When I met Peter in August 2016 and visited Baan Tharn Namchai, I could never have imagined just how much this experience would alter the course of my life.

When I walked into the home that day, pencils and sketch books in hand for the kids, I was apprehensive about what I might find. At that stage in my life I had been through a huge personal life-change, my mind was consumed with a range of ‘first world problems’ and I selfishly wondered whether visiting the home would be too sad or confronting. What I discovered when I walked through the front gate, greeted by an outstretched hand of a tiny little girl, was a home filled with love, music and laughter- a really big family!

I’ve never been able to pinpoint the exact moment that changed me, but what I do know is that my perspective on life would never be the same. Through the experience of being in the home, witnessing the love and care given to the children and the apparent joy and contentment that existed within these little people, who has seemingly lost everything, I learned a very important lesson…

Gratitude.

I spent most of that day with tears running down my face. Not because I was sad, but because I was overwhelmed with gratitude. I was grateful that there were good people in the world who get off their backside and help other people.
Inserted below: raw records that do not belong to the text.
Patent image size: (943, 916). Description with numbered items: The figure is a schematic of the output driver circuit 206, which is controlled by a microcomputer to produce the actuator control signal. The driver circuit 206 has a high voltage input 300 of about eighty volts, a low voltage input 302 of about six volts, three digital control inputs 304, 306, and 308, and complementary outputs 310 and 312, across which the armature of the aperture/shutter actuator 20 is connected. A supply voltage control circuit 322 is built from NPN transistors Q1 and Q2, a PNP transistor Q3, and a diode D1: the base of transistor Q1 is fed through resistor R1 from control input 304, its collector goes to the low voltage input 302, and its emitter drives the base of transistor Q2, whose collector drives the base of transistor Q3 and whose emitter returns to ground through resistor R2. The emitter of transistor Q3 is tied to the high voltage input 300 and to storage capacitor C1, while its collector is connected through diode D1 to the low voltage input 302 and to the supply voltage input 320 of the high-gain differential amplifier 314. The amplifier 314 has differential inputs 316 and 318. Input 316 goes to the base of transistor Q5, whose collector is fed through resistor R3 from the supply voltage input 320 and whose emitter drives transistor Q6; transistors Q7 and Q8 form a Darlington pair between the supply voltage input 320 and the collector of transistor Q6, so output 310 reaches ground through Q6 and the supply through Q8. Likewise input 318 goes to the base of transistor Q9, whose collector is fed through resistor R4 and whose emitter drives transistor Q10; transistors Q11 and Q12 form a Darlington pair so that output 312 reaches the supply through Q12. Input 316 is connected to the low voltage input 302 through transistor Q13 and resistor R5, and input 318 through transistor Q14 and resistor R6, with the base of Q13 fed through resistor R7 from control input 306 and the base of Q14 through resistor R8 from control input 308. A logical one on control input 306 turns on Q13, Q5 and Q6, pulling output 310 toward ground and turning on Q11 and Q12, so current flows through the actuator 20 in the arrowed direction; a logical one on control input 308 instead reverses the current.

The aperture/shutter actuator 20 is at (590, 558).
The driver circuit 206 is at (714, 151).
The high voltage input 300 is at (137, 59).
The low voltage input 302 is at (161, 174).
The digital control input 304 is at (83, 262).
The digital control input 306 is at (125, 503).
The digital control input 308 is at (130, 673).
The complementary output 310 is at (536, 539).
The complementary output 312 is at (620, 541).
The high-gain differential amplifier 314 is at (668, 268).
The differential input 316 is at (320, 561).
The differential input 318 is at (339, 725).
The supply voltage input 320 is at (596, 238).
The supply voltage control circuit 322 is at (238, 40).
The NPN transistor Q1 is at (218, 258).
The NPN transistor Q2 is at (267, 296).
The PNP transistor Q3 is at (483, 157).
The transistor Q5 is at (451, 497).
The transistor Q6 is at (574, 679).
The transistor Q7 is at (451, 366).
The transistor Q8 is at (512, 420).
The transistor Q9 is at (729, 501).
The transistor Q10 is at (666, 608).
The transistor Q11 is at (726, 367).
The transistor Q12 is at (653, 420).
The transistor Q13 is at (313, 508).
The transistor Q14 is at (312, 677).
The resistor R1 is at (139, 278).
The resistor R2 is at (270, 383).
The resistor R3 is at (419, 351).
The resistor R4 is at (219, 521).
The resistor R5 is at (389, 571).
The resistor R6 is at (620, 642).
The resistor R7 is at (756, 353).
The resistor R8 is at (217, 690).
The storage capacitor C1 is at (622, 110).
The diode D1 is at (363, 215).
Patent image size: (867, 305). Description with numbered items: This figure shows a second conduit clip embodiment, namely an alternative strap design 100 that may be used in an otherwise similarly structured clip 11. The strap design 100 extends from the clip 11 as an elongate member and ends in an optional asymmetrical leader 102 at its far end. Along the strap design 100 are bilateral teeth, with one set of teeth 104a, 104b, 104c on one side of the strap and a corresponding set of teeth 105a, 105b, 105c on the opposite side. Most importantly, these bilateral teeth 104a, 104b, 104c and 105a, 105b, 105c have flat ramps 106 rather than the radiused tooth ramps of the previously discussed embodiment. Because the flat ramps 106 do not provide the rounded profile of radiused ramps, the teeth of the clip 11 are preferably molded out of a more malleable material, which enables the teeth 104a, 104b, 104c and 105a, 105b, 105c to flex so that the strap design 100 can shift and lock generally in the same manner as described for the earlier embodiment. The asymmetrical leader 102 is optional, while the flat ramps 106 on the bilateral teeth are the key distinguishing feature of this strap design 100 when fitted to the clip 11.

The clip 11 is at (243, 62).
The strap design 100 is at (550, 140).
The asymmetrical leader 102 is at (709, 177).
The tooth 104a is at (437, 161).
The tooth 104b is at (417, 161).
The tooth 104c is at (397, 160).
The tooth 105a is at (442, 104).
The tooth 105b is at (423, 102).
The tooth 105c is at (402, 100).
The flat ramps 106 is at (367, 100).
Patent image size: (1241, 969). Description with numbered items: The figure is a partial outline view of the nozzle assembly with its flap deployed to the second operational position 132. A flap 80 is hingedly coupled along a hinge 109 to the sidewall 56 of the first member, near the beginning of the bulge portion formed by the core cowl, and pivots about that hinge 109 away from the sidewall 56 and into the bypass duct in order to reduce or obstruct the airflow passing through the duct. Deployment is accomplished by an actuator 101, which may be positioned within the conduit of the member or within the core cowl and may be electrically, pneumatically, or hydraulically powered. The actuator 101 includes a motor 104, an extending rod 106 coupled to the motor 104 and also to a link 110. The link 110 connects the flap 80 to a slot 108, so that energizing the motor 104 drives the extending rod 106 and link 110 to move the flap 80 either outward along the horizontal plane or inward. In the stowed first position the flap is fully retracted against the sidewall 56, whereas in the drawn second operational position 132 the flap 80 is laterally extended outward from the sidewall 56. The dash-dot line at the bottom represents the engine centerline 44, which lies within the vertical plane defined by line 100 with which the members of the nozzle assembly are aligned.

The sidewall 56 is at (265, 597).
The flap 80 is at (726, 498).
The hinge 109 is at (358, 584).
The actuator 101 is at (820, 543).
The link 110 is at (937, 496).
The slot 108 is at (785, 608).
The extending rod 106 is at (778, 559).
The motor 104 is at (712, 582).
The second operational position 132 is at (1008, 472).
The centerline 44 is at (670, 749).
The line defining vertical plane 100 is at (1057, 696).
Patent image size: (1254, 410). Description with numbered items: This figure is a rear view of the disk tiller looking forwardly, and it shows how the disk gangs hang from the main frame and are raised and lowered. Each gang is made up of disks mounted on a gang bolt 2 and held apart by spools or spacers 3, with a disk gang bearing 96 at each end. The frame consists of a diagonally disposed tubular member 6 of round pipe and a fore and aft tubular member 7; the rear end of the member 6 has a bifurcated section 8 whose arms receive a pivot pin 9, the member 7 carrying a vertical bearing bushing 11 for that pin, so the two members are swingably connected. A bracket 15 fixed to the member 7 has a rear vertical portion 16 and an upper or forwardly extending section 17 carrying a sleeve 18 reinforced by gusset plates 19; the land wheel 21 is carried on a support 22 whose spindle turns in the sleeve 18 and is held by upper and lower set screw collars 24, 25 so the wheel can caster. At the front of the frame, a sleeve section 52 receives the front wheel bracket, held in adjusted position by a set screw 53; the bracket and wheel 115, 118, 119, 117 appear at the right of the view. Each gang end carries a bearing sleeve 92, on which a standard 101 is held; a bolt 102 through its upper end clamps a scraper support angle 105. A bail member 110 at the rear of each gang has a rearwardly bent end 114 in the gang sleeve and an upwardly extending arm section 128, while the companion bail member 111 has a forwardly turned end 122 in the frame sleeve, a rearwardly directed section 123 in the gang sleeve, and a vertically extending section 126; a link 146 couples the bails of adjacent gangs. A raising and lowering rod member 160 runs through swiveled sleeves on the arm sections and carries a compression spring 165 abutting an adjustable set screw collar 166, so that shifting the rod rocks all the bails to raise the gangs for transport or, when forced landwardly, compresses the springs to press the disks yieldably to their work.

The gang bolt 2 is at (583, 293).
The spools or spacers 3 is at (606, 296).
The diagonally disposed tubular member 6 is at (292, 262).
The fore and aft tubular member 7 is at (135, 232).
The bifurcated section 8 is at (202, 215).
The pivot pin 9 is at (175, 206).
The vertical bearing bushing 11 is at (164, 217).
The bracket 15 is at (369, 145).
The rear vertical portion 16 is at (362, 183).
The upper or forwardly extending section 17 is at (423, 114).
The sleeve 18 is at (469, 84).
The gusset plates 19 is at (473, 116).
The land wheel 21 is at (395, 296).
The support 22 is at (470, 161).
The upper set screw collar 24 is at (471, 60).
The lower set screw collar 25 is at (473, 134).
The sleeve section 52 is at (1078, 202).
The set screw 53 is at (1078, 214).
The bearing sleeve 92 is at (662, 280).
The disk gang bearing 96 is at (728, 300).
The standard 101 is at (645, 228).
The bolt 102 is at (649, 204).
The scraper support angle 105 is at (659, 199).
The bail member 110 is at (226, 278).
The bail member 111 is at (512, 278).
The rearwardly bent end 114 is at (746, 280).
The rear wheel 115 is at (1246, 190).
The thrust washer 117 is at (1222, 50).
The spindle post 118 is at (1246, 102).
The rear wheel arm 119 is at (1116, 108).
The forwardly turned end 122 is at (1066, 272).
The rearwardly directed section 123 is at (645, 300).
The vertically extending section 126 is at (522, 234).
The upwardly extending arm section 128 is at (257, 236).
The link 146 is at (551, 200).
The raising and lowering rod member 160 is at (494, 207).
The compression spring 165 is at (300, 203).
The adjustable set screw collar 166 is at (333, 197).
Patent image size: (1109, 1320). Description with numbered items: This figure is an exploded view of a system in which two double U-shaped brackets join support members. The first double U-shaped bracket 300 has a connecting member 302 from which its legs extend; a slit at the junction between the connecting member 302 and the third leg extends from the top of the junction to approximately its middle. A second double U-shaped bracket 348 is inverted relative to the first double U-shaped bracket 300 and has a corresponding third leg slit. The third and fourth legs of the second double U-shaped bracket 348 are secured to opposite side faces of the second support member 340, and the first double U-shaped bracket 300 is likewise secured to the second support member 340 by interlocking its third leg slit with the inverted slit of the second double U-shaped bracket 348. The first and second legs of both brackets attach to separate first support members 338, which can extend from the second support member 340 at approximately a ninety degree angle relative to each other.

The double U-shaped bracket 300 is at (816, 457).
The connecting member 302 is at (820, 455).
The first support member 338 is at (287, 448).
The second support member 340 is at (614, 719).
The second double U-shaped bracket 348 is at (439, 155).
I was grateful that despite my so-called problems, I could see that I have an incredibly privileged life, surrounded by amazing friends and family. I felt grateful that my new found circumstances afforded me time and space and presented an opportunity to take a different path and give back to the world. So I did.

Over the next months there were ‘a series of very fortunate events’ that ultimately led to me joining the Hands family. That is a whole story on its own, but perhaps one of the best decisions I made during this time was to register for the Ride to Provide in January 2018.

When I committed to the ride, it wasn’t the $10K fundraising that daunted me… I knew I had support around me to help me raise the money and a good fundraising plan in place. What scared me the most was getting on a bike and riding 800km!!

But in January this year I completed my very first 800km Hands ride. I was fortunate to be able to share this experience with my good friend Noy Everson and her 14 year old son Kyan, who through my fundraising and training journey, were inspired to learn about Hands and join the ride as well. For anyone who has contemplated joining us on a ride and there has been something holding you back…. my advice is, register and don’t look back!! You will never regret it, this I promise you.

The experience of riding was like no other. Not only did I complete the entire 800km, what was incredible about this is that the riding itself somehow became secondary to the experience of being surrounded by a group of remarkable people from all different paths in life who had been brought together in support of this amazing cause.

Yes, every day consisted of getting hot and sweaty, dirty and the physical challenge of a full day of cycling… but what I wasn’t prepared for was how enjoyable this would turn out to be! Each morning we would ride out in the cool morning air, the local villagers still asleep, birds chirping as we rolled out along the Mekong River (these beautiful mornings were one of my favourite things on the ride). Our days were spent tackling each leg together. Some short and easy, some long and challenging, but all achievable because of the support and comradery within the group. We rode together from rest stop to rest stop, which meant time for great food, music, chatter and laughter and even the odd deep and meaningful! In the evenings, we shared dinner, reflected on the days achievements and had a beer and a good belly laugh at each others expense : ) By day 7, there was a new feeling of sadness that arrived, as I realised the ride would soon be over….

But as all good things do come to an end, this experience has a beautiful ending. On day 8 we rode into Home Hug to be greeted by smiles, music and dancing with the children who we had all ridden 800km to support. One of the most remarkable elements of this experience was witnessing young Tao (a 13 yr old boy with HIV who lives at home hug) ride across the finish line with us after completing the full 800km at our side. His tiny legs and huge smile pedalled every km beside us. Again, for the second time in my journey with Hands I was overcome with this familiar emotion…..

Gratitude.

The thing about a Hands ride is that although you set out to raise money for an amazing cause and give back to the world, what actually occurs in the process is quite remarkable…. through giving back to others, you actually give back more to yourself. Not only was it an incredible way to see Thailand, I was fulfilled by the sense of achievement and the knowledge of the impact I had made on the children lives. But the unexpected gift? I now have many new friends…a new family. A group of amazing people who each left their world behind for for a while to share a challenge, laughter and an a unique experience that will stay with them forever.

In simple terms, it is a life changing experience.